The number of bicyclist deaths dropped last year to 10, from 24 in 2017, according to the city. The number of people who died in vehicles also fell to 37, from 58 in 2017. But the number of motorcyclist deaths increased to 39, from 33 in 2017.
Nationally, more than 37,000 people died in traffic crashes in 2017, according to federal transportation data that is not available yet for 2018. The number of traffic fatalities in the United States fell by about 2 percent in 2017, but that followed increases in deaths in 2016 and 2015.
In New York, safety advocates have pressed Mr. de Blasio to move faster to improve streets. Marco Conner, deputy director of Transportation Alternatives, an advocacy group, said there were still too many deaths and injuries.
“It’s an achievement, and it should be celebrated,” Mr. Conner said of the drop last year. “But I think the big question is: Why aren’t we doing more against the enormity of the epidemic? We’re only really taking baby steps.”

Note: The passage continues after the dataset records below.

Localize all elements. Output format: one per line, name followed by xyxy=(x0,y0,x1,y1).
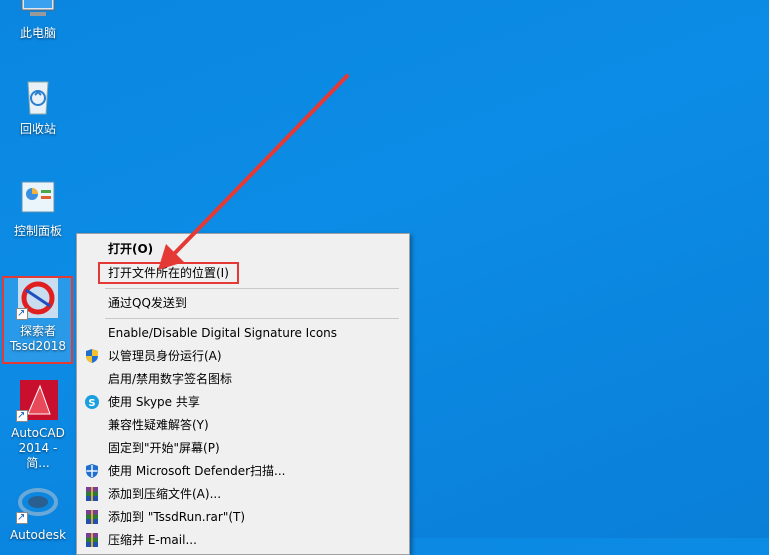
annotation-arrow xyxy=(158,74,349,270)
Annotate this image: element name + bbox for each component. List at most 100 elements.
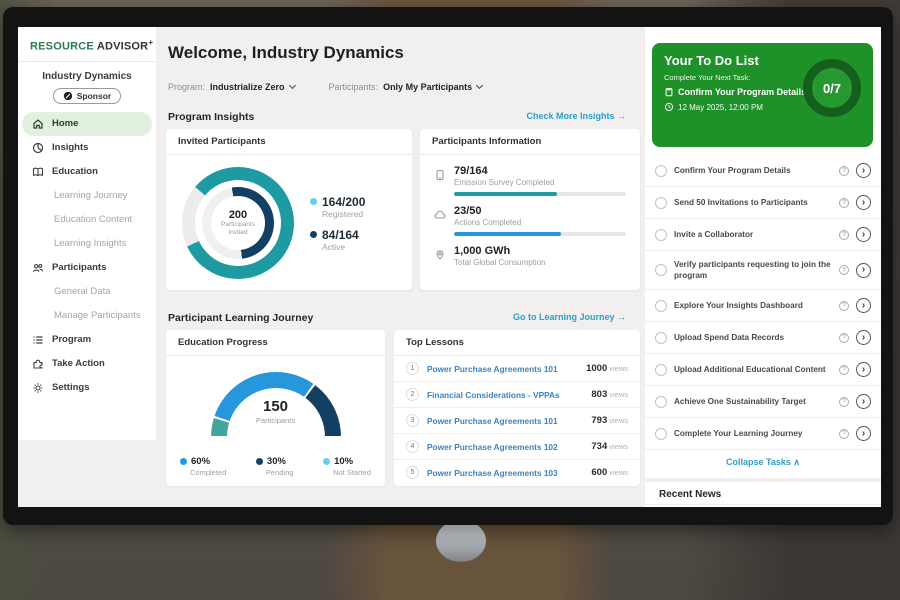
invited-chart-body: 200 Participants Invited 164/200 Registe… (166, 155, 412, 289)
task-row[interactable]: Confirm Your Program Details ? › (645, 155, 881, 187)
sidebar-item-learning-insights[interactable]: Learning Insights (18, 232, 156, 256)
views-suffix: views (609, 390, 628, 399)
task-label: Invite a Collaborator (674, 229, 832, 240)
task-checkbox[interactable] (655, 264, 667, 276)
program-dropdown-label: Program: (168, 82, 205, 92)
sidebar-item-insights[interactable]: Insights (18, 136, 156, 160)
views-suffix: views (609, 468, 628, 477)
task-label: Complete Your Learning Journey (674, 428, 832, 439)
task-checkbox[interactable] (655, 428, 667, 440)
task-row[interactable]: Upload Additional Educational Content ? … (645, 354, 881, 386)
chevron-right-icon[interactable]: › (856, 263, 871, 278)
sponsor-badge[interactable]: Sponsor (53, 88, 121, 104)
collapse-tasks-link[interactable]: Collapse Tasks ∧ (645, 450, 881, 477)
sidebar-item-general-data[interactable]: General Data (18, 280, 156, 304)
logo-plus: + (148, 38, 153, 47)
education-progress-card: Education Progress 150 Participants 60% … (166, 330, 385, 486)
arrow-right-icon: → (617, 111, 626, 121)
lesson-rank: 5 (406, 466, 419, 479)
lesson-link[interactable]: Financial Considerations - VPPAs (427, 390, 583, 400)
task-row[interactable]: Upload Spend Data Records ? › (645, 322, 881, 354)
dashboard-screen: RESOURCE ADVISOR+ Industry Dynamics Spon… (18, 27, 881, 507)
task-row[interactable]: Verify participants requesting to join t… (645, 251, 881, 290)
sidebar-item-label: Education (52, 166, 98, 177)
sidebar-item-education-content[interactable]: Education Content (18, 208, 156, 232)
app-logo: RESOURCE ADVISOR+ (18, 27, 156, 62)
sidebar-item-label: Manage Participants (54, 310, 141, 321)
chevron-right-icon[interactable]: › (856, 227, 871, 242)
sidebar-item-participants[interactable]: Participants (18, 256, 156, 280)
task-checkbox[interactable] (655, 165, 667, 177)
check-more-insights-link[interactable]: Check More Insights → (526, 111, 626, 121)
info-icon[interactable]: ? (839, 429, 849, 439)
lesson-link[interactable]: Power Purchase Agreements 101 (427, 364, 578, 374)
logo-resource: RESOURCE (30, 41, 94, 53)
card-title: Top Lessons (394, 330, 640, 356)
program-icon (32, 334, 44, 346)
chevron-right-icon[interactable]: › (856, 298, 871, 313)
todo-next-task-label: Confirm Your Program Details (678, 87, 806, 97)
info-icon[interactable]: ? (839, 166, 849, 176)
lesson-rank: 1 (406, 362, 419, 375)
task-row[interactable]: Explore Your Insights Dashboard ? › (645, 290, 881, 322)
task-row[interactable]: Invite a Collaborator ? › (645, 219, 881, 251)
task-row[interactable]: Achieve One Sustainability Target ? › (645, 386, 881, 418)
sidebar-item-home[interactable]: Home (22, 112, 152, 136)
task-row[interactable]: Complete Your Learning Journey ? › (645, 418, 881, 450)
lesson-link[interactable]: Power Purchase Agreements 102 (427, 442, 583, 452)
participants-info-body: 79/164 Emission Survey Completed 23/50 A… (420, 155, 640, 286)
chevron-right-icon[interactable]: › (856, 362, 871, 377)
lesson-views: 600 (591, 467, 607, 478)
task-checkbox[interactable] (655, 364, 667, 376)
sidebar-item-label: Program (52, 334, 91, 345)
lesson-views: 803 (591, 389, 607, 400)
task-checkbox[interactable] (655, 197, 667, 209)
card-title: Invited Participants (166, 129, 412, 155)
participants-dropdown[interactable]: Participants: Only My Participants (329, 82, 483, 92)
program-dropdown[interactable]: Program: Industrialize Zero (168, 82, 295, 92)
active-label: Active (322, 242, 365, 252)
chevron-right-icon[interactable]: › (856, 163, 871, 178)
sidebar-nav: Home Insights Education Learning Journey… (18, 112, 156, 400)
chevron-right-icon[interactable]: › (856, 195, 871, 210)
participants-icon (32, 262, 44, 274)
info-icon[interactable]: ? (839, 397, 849, 407)
info-icon[interactable]: ? (839, 265, 849, 275)
info-icon[interactable]: ? (839, 230, 849, 240)
gauge-total: 150 (211, 398, 341, 415)
todo-progress-value: 0/7 (823, 81, 841, 96)
info-icon[interactable]: ? (839, 333, 849, 343)
lesson-link[interactable]: Power Purchase Agreements 103 (427, 468, 583, 478)
page-title: Welcome, Industry Dynamics (168, 43, 404, 63)
program-insights-title: Program Insights (168, 111, 254, 123)
lesson-link[interactable]: Power Purchase Agreements 101 (427, 416, 583, 426)
info-icon[interactable]: ? (839, 301, 849, 311)
sidebar-item-program[interactable]: Program (18, 328, 156, 352)
chevron-right-icon[interactable]: › (856, 394, 871, 409)
lesson-row: 1 Power Purchase Agreements 101 1000view… (394, 356, 640, 382)
sidebar-item-education[interactable]: Education (18, 160, 156, 184)
arrow-right-icon: → (617, 312, 626, 322)
task-checkbox[interactable] (655, 229, 667, 241)
task-row[interactable]: Send 50 Invitations to Participants ? › (645, 187, 881, 219)
sidebar-item-settings[interactable]: Settings (18, 376, 156, 400)
go-to-learning-journey-link[interactable]: Go to Learning Journey → (513, 312, 626, 322)
lesson-row: 5 Power Purchase Agreements 103 600views (394, 460, 640, 485)
info-icon[interactable]: ? (839, 198, 849, 208)
sidebar-item-manage-participants[interactable]: Manage Participants (18, 304, 156, 328)
todo-task-list: Confirm Your Program Details ? › Send 50… (645, 155, 881, 450)
chevron-right-icon[interactable]: › (856, 330, 871, 345)
task-checkbox[interactable] (655, 300, 667, 312)
legend-registered: 164/200 Registered (310, 195, 365, 219)
task-checkbox[interactable] (655, 396, 667, 408)
info-icon[interactable]: ? (839, 365, 849, 375)
gauge-legend: 60% Completed 30% Pending 10% Not Starte… (166, 442, 385, 477)
sidebar-item-take-action[interactable]: Take Action (18, 352, 156, 376)
active-value: 84/164 (322, 228, 359, 242)
chevron-right-icon[interactable]: › (856, 426, 871, 441)
pending-label: Pending (266, 468, 294, 477)
sidebar-item-learning-journey[interactable]: Learning Journey (18, 184, 156, 208)
sidebar-item-label: Take Action (52, 358, 105, 369)
donut-center: 200 Participants Invited (212, 197, 264, 249)
task-checkbox[interactable] (655, 332, 667, 344)
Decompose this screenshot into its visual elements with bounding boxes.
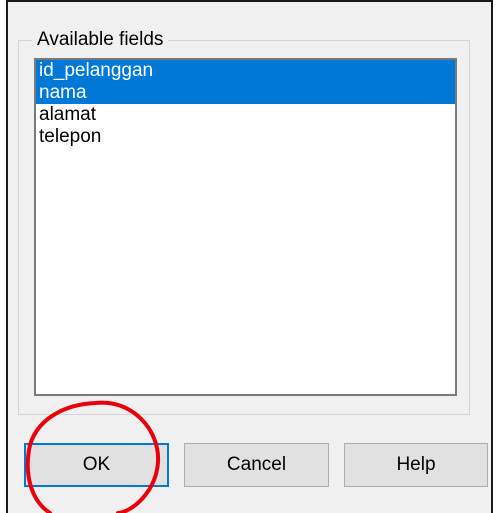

The people who lost their lives represent a cross section of New Yorkers: A 5-year-old girl, Abigail Blumenstein, and a 1-year-old boy, Joshua Lew, were killed by a driver in Brooklyn while crossing the street with their mothers; an 89-year-old woman, Beatrice Kahn, was hit by a car in the Bronx; and a 9-year-old boy, Giovanni Ampuero, was struck by a driver who fled the scene in Queens.
In August, a 23-year-old Australian woman died after she was hit by a garbage truck while riding a bicycle near Central Park. She was cut off by a livery cab that entered a bike lane. Her death led to calls for better bike infrastructure, such as protected lanes.
The city’s transportation commissioner, Polly Trottenberg, said that her agency completed 138 street improvement projects last year and added more than 20 miles of protected bike lanes. She called the 2018 figures “encouraging results unparalleled among American cities.”
The city’s Vision Zero program faced a major hurdle last summer when state lawmakers failed to reauthorize speed cameras posted at 140 school zones — a policy the city said reduced speeding during school hours by as much as 63 percent. Gov. Andrew M. Cuomo and the City Council speaker, Corey Johnson, intervened to keep the cameras on.
Mr. Johnson recently won the “Vision Zero Hero of the Year” award from Streetsblog, a website that reports on street safety, besting Mr. de Blasio for the top honor. The website praised Mr. Johnson for his support of speed cameras and congestion pricing, a proposal to collect tolls from cars entering Manhattan that Mr. de Blasio has resisted.
Mr. Conner, of Transportation Alternatives, said Mr. Johnson had become a strong advocate for prioritizing street safety above cars — a leadership role that Mr. de Blasio had failed to achieve.
“The mayor is still tied up in somewhat of a windshield perspective,” Mr. Conner said in reference to Mr. de Blasio’s reliance on cars to travel across the city.
Mr. de Blasio dismissed the criticism that Mr. Johnson had taken the lead on Vision Zero, calling the safety program one of the “central missions” of his administration.
“There’s plenty of credit to be shared,” Mr. de Blasio said.